Quel bilan des tueries ?

Les institutions de la transition se mettent en place à Kinshasa, mais l’instabilité militaire dans la région de l’Ituri contrarie le bon déroulement du processus. La situation paraît suffisamment inquiétante pour que tous les acteurs de la vie politique au Congo entérinent la création de commissions ad hoc chargées de faire la lumière sur les massacres inter-ethniques du début du mois dans le nord-est du pays.
Les affrontements du début du mois entre les communautés Lendu et Héma auraient fait environ 350 morts, un millier selon certaines sources. La communauté Héma, principale victime des massacres accuse la communauté Lendu d’avoir planifié et organisé les tueries à Drodro le 3 avril dernier. Les victimes accusent leurs rivaux Lendu, d’avoir reçu l’appui des l’armée rwandaise et de la rébellion du RCD-Goma (Rassemblement congolais pour la démocratie). L’Armée patriotique rwandaise dément ces allégations et prétend ne plus entretenir de troupes en République démocratique du Congo. Le RCD-Goma rejette aussi toute implication dans ces événements. Face à la gravité de la situation le HCR (Haut commissariat aux réfugiés des Nations unies) dépêche sur place une mission d’enquête.

Composée de quinze personnes, cette mission est présente sur le terrain depuis le 15 avril. Elle procèdera aux investigations de rigueur, essentiellement l’ouverture des fosses communes pour un décompte des victimes et l’examen des corps qui permet de préciser les armes utilisées par les assaillants. Les experts obtiennent aussi par cette opération de bonnes indications sur les origines des armes sur les groupes armés censés les détenir. La mission composée des membres du bureau du Haut commissariat aux droits de l’homme de Kinshasa et de la Monuc (Mission des Nations unies au Congo), reviendra à Kinshasa le 23 avril pour établir et préparer les résultats de l’enquête à rendre public. «Les auteurs de ces exactions atroces seront placés sous les feux des projecteurs et devront répondre de leurs actes.
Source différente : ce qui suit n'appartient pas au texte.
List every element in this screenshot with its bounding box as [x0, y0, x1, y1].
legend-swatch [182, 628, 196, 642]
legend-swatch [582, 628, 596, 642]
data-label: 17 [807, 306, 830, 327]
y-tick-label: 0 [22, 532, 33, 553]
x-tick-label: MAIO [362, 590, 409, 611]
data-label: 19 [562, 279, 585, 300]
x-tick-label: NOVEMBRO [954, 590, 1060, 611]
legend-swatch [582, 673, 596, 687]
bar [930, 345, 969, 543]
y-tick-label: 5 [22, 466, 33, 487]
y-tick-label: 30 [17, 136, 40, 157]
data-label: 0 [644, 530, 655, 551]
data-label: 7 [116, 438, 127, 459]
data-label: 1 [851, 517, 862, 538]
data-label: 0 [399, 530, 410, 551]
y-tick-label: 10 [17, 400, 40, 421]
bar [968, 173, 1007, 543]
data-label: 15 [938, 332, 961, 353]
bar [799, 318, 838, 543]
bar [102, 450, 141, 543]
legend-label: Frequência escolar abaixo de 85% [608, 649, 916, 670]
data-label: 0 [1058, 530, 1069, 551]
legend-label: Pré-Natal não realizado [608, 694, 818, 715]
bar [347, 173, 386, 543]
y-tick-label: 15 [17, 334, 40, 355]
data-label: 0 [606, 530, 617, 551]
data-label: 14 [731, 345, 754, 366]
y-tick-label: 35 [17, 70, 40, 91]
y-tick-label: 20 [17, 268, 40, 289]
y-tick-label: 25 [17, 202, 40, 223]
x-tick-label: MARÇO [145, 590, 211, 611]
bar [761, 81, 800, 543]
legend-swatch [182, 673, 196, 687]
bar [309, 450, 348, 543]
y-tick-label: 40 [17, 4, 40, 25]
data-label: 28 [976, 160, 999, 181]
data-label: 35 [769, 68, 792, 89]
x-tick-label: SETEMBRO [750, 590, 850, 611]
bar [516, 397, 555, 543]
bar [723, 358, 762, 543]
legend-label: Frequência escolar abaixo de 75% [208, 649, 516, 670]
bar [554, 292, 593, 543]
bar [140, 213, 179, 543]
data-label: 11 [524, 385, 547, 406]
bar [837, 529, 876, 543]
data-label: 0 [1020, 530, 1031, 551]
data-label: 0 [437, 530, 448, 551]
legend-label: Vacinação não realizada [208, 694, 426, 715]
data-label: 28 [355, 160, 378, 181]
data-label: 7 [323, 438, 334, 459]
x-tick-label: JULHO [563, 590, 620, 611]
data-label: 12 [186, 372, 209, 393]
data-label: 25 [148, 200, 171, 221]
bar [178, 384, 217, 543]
Ils pourront aussi éventuellement faire l’objet de poursuites devant la Cour pénale internationale», précise Sergio Vieira de Mello, le Haut commissaire de l’ONU aux droits de l’homme.

En marge de cette activité, la Commission de pacification de l’Ituri (CPI), issue de l’accord de paix entre la RDC et l’Ouganda a clôturé ses travaux de 10 jours le lundi 14 avril par une séries de mesures annoncées en faveur de la préservation de la paix dans cette région. Au nombre de 177, les délégués issus de tous les mouvements armés, de la société civile, des gouvernements de la RDC et de l’Ouganda et aussi de la Monuc, ont adopté une série de mesures pour tenter de mettre fin aux hostilités récurrentes dans la région. Après avoir reconnu les quatre entités territoriales de l’Ituri, les délégués de la CPI ont mis à leur tête des responsables, eux-mêmes placés sous l’autorité d’un coordinateur principal de l’organe exécutif intérimaire. Il aura le titre de commissaire et sera flaqué de quatre adjoints chargés de l’administration, de l’infrastructure, des finances et de l’économie. Dans l’attente de la nomination gouvernement provisoire régional, les délégués de la CPI sont convenus de la création d’une Assemblée provisoire de 32 membres. Ils ont également décidé de la mise sur pied d’une Commission de prévention et de vérification de 18 membres qui aura pour tâche d’apprécier tous comportements susceptibles de jeter de l’huile sur le feu, elle a aussi le pouvoir de désigner nommément les responsables de malversations qui pourront faire l’objet d’enquête plus approfondie.

La transition contrariée

Sur le plan militaire, un comité consultatif de 9 membres, issus des groupes armés impliqués dans les conflits est chargé d’évaluer la sécurité dans la région et les forces en présence. Il étudiera aussi la démobilisation des enfants-soldats. Pour la garantie du respect des droits de l’homme, une instance de 17 membres sera en charge des dossiers pour recevoir les plaintes et assurer leur suivi juridique. Les délégués de la Commission de pacification de l’Ituri ont enfin accepté de placer les différents organes provisoires créés sous la présidence de la Monuc. Les ambassadeurs des pays membres permanents du Conseil de sécurité des nations unies (la France, la Grande Bretagne, les Etats-Unis, la Russie, la Chine), de l’Angola du Cameroun et de la Guinée, de la Belgique ont assuré la CPI du soutien de la communauté internationale.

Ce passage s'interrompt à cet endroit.